3. Once you hit the $5,000 out-of-pocket maximum, your insurance will pay for the rest of your covered expenses for the year.

You’ve probably heard the terms “in-network” and “out-of-network.” But what do these really mean? And how do they impact you?

In-network doctors, hospitals, facilities, etc., are health care providers who partner with your insurance company and charge you discounted fees.

How this impacts you: Make sure your preferred doctors (primary care and specialists), hospitals, and facilities are in-network. This way, you will be charged the discounted rate.

With out-of-network health care providers, your insurance company doesn’t have a discounted rate. If you choose to visit those doctors, hospitals, and facilities, they can charge any amount.

How this impacts you
: You will likely pay higher out-of-pocket costs to visit out-of-network health care providers.

Not covered
Services that are not covered are those that your insurance plan will not pay for in any way. You will be required to pay 100% of the cost.

How this impacts you
: Before enrolling in a plan, check for services that are not covered. For example, if you are planning to have an elective procedure done and it is not covered in your plan, it will mean a higher cost for you.

Free services
Some services, such as preventive services, are covered in full by health insurance plans.

How this impacts you: Learn about the discounts, free services, and resources your plan comes with so that you can save money and achieve your health and wellness goals.

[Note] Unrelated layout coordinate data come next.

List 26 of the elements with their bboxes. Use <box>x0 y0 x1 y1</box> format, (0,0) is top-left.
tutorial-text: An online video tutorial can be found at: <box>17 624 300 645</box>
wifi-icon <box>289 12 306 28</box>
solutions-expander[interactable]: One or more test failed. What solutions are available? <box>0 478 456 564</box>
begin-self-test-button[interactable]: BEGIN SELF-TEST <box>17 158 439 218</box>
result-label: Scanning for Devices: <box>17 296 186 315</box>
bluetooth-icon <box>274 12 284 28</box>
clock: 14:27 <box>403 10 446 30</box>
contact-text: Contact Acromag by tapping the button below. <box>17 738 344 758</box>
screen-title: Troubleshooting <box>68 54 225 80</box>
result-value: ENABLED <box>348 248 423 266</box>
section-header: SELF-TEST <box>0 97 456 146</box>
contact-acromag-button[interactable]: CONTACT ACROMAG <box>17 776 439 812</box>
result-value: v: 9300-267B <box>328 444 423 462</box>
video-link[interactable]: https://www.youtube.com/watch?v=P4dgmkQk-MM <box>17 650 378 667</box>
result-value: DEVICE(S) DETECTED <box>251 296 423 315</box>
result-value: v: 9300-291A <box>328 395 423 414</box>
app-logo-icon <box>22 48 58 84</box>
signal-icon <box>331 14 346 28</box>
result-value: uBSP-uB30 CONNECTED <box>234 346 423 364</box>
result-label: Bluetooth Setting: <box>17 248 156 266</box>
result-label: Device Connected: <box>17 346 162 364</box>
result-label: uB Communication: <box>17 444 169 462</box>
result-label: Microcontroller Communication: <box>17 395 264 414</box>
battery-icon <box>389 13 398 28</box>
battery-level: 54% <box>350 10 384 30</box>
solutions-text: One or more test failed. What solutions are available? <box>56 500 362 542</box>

There are many things you can do to lower your health insurance costs, including:

  • Doing your research first to select the plan that works best for you and your family. That means choosing a plan that covers the services you know you’ll use. Even if it has a higher premium, it will save you money in the long run.
  • Taking good care of yourself, and maintaining a healthy lifestyle.
  • Using doctors, hospitals, and facilities within your network.
  • Getting a routine physical every year to stay on top of any health conditions.
  • Checking with your employer to see if they offer incentives for participating in wellness activities, such as getting a physical or quitting smoking.
  • Reviewing your “Explanation of Benefits” (EOB) each year to make sure you aren’t being charged for care you didn’t receive. (An EOB is a document or form sent to you by your insurance company explaining what medical treatment or services you received, how much they cost, payments made, and what amount, if any, you are responsible for.)
  • Taking advantage of discounts that your plan offers. For instance, some plans offer discounts for gym memberships and vitamins 
  • Seeing if you can save money on prescriptions by using a certain pharmacy or a mail-order pharmacy service. Be sure to also find out if there are generic versions of your prescriptions available.
  • Visiting your primary care doctor for non-emergencies, such as coughs, minor aches and pains, and low-grade fevers.